Github Repository: cs123_wiki_proj CS12300 Big Data Project - Julian McClellan, Andy Zhu, Bobby Adusumilli
mapreduce_step1.py - MRJob function to take raw Wikipedia data and remove unnecessary lines that cannot have inlinks, as well as remove percent encoding and put the relevant datetime for each entry. Output went to s3://wikitrafv2big/oct2008_en_step1/
mapreduce_step2.py - MRJob function that takes the output from mapreduce_step1.py, as well as a Wikipedia pagename, and finds all of the hourly pageviews and bytes for each homepage and the corresponding inlinks. This incorporates a JSON file for the homepage to calculate the appropriate bytes ratio for each page. We used this initially for our data analysis, but realized using mapreduce_step2_no_json.py would be more efficient.
mapreduce_step2_no_json.py - MRJOB function that takes the output from mapreduce_step1.py, as well as a Wikipedia pagename, and finds all of the hourly pageviews and bytes for each homepage and the corresponding inlinks. The output went to s3://wikitrafv2big/oct2008_en_step2/test/. Output then processed by batch_to_csv.py to perform data analysis in R.
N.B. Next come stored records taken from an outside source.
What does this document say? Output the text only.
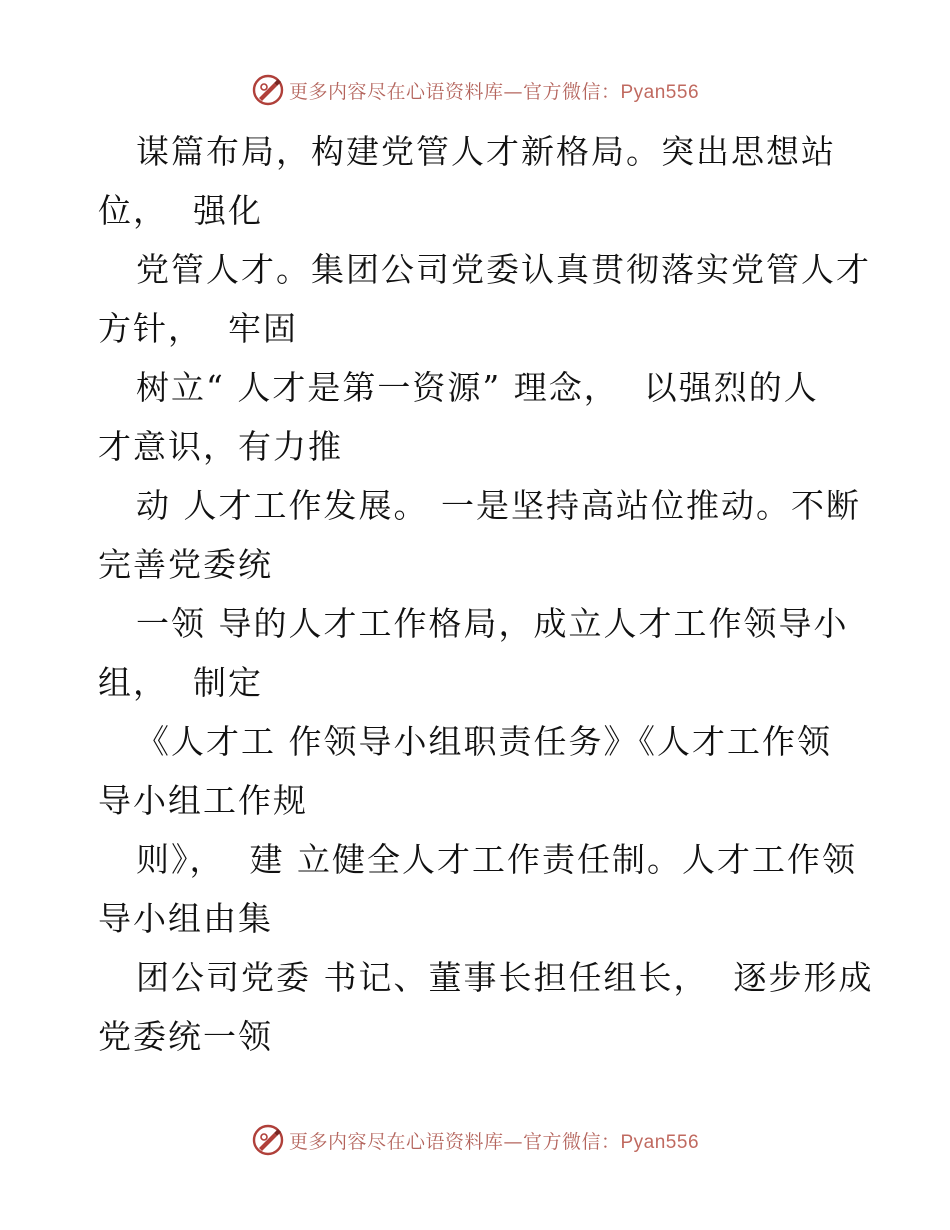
更多内容尽在心语资料库—官方微信：Pyan556
谋篇布局，构建党管人才新格局。突出思想站
位，  强化
党管人才。集团公司党委认真贯彻落实党管人才
方针，  牢固
树立“ 人才是第一资源” 理念，  以强烈的人
才意识，有力推
动 人才工作发展。 一是坚持高站位推动。不断
完善党委统
一领 导的人才工作格局，成立人才工作领导小
组，  制定
《人才工 作领导小组职责任务》《人才工作领
导小组工作规
则》，  建 立健全人才工作责任制。人才工作领
导小组由集
团公司党委 书记、董事长担任组长，  逐步形成
党委统一领
更多内容尽在心语资料库—官方微信：Pyan556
mrjob_avg_bytes.py - MRJob function to calculate the average bytes value for a given pagename over a given dataset.
opening_wikipedia_files.txt - Text file on how to open Wikipedia data from AWS and transfer it to a local machine. Relevant for when we initially started the project.
inverse.py - Contains a function that uses links.txt which lists all pages and their outlinks, and effectively creates a dictionary that inverts it. So, the new dictionary lists all pages and their inlinks. This is then dumped to a file in the directory called 'links'
inlinks.py - Contains wiki_homepages functionthat returns a list of inlinks given a pagename by using the 'links' json-encoded dict and the titles-sorted.txt file to convert page numbers into actual titles. This file also contains various functions that either dump a subset of 'links', where each page contains one to five inlinks, or loads a json dump and returns a small dict with page titles and specified inlinks for each.
network_analysis.py - Uses 'links' to create certain network graphs. After specifying a pagename, the graph_from_page function creates a set of nodes starting with pagename, and recursively branches out from each inlink to create inlinks of inlinks, etc. depending on the num_of_steps parameter.
jm/to_csv.py - Deprecated in favor of batch_to_csv.py
jm/to_csv_bytesonly.py - Deprecated in favor of batch_to_csv.py
jm/batch_to_csv.py - Python file to convert mrjob output to CSV files that R can open and begin constructing linear models with.
jm/initial_work/aws_workspace.py - A file I to launch an EC2 instance and attach our volume of data to it.
jm/initial_work/enonly.sh - This bash script is utilized to filter non-English entries from our uncompressed data files.
jm/initial_work/filter_node.py - Python Script to create nodes that will filter out lines in our traffic data not beginning with "en" over a certain date range.
jm/initial_work/mount_s3.sh - This is a quick script utilizing the commands present on the cheatsheet from on the class website to quickly mount our S3 Bucket to an instance.
jm/initial_work/redo.sh - I made this bash script to remove the offending (0 size) files and have unzip.sh put a fresh copy in so I could do some quick experiments. See file comment header for further details.
jm/initial_work/start_filter.sh - This is a script that when run, mounts our S3 bucket onto the instance and then enables the removal of non-english entries in the data by utilizing the enonly.sh script.
unzip.sh - This bash script, when inserted into a backup volume in which compressed Wikipedia pagecounts info, will check what decompressed versions of the files are in our S3 Bucket (mounted to the instance via s3fs). If our S3 Bucket is missing decompressed versions of the files, we will replace it with a freshly decompressed files from the backup volume.